I was trying to explain to some non horsey friends about why doing a 45 minute lesson at a dressage clinic is exhausting, both physically and mentally. The best description I could come up with was that it's like a private Pilates/Yoga lesson with an instructor asking you to adjust different aspects of your pose....while jogging on a treadmill that your body adjustments control the speed and direction of.
My lessons were fantastic and both days we worked a lot on position fixes. It was exactly what I wanted. The basic gist of what I took away from this was this:
We need more jump in the canter and then I need to steer. Licorice is used to being a hunter lesson horse. He will canter a flat canter, on the rail for hours and hours at his own speed. I need to ask him to jump in his step and then I need to make it clear that I'm the one driving the bus.
I actually need to tilt more forward. I think this is left over from years of being told SIT BACK and from having a horse that scared me. My default position is leaning back with a death grip. B had me tilt more forward with my posting which instantly freed Licorice up to move more forward.
Don't change my position when moving from posting to sitting and vice versa.
When I go from posting to sitting and everything goes to hell in a handbasket, do not give up. I need to out wait Licorice who will use this opportunity to speed up, throw his head up, go sideways, slow down and generally try and get me back to our safe spot of posting.
Relax, relax, relax. In sitting trot, let myself relax with the motion. When Licorice gets fast and strong think about doing a walk transition by relaxing my entire body. So much more effective than trying to pull him!

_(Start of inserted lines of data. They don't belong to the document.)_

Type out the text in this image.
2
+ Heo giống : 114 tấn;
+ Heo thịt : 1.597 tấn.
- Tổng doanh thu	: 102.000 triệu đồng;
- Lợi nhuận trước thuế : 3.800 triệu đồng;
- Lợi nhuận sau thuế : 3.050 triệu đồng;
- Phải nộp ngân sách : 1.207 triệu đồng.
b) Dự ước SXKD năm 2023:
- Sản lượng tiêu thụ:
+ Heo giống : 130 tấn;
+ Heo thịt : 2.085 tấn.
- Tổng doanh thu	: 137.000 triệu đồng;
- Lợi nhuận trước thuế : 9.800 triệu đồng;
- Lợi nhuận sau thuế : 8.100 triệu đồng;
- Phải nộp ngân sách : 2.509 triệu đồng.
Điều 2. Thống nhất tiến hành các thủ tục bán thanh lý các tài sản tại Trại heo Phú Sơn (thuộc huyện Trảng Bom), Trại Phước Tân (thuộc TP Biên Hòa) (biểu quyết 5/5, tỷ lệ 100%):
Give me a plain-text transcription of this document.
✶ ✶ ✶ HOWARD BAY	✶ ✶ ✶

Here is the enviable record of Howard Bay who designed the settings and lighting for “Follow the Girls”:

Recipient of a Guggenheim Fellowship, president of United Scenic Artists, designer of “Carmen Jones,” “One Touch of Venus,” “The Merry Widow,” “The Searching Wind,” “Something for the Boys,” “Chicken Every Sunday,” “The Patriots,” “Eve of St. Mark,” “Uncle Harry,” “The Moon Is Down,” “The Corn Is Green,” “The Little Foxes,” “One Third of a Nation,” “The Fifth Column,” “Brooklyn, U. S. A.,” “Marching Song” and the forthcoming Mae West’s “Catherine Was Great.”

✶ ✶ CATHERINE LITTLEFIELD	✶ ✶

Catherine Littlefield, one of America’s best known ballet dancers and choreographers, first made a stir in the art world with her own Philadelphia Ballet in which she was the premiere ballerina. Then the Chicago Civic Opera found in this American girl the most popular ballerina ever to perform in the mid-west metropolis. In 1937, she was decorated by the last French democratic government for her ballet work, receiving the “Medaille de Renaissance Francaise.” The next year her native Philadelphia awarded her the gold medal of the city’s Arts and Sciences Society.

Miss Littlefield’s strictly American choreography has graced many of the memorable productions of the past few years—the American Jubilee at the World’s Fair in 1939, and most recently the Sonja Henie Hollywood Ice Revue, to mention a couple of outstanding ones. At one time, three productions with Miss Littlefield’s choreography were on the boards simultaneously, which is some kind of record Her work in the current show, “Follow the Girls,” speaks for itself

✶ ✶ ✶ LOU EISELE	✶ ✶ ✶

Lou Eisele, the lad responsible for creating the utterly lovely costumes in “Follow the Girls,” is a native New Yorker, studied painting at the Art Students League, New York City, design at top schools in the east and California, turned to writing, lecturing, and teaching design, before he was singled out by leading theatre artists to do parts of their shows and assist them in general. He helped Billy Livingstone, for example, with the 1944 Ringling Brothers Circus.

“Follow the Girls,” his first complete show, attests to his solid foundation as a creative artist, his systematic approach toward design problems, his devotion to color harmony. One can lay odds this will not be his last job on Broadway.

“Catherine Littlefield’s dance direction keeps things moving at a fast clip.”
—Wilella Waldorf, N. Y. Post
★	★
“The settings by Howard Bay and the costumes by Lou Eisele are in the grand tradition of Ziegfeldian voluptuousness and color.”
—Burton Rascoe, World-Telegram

We also worked on how fussy he is when I take up contact. She said that I need to fix that before moving on to trot. I usually would just get frustrated and would trot right away and then go back and work on the walk later. B said Licorice needs to learn that contact isn't scary and that he can settle right into it. She had me take up the reins and then do nothing but sit there while he walked. His walk got slow, but she said for right now to just leave it (unless he tries to seriously stop) until he stops fussing. From there I can ask for a better walk. As soon as he was walking well with contact, we dropped the reins and started over again. In five minutes, I was able to easily take up contact without any fussing. Again, I need to wait Licorice out.
There were also the usual body fixes for me. Drop my knees. Relax my forearms. Look through his ears rather then into the turn for the jump.
I'm excited to go try out what I've learned at my lesson tonight!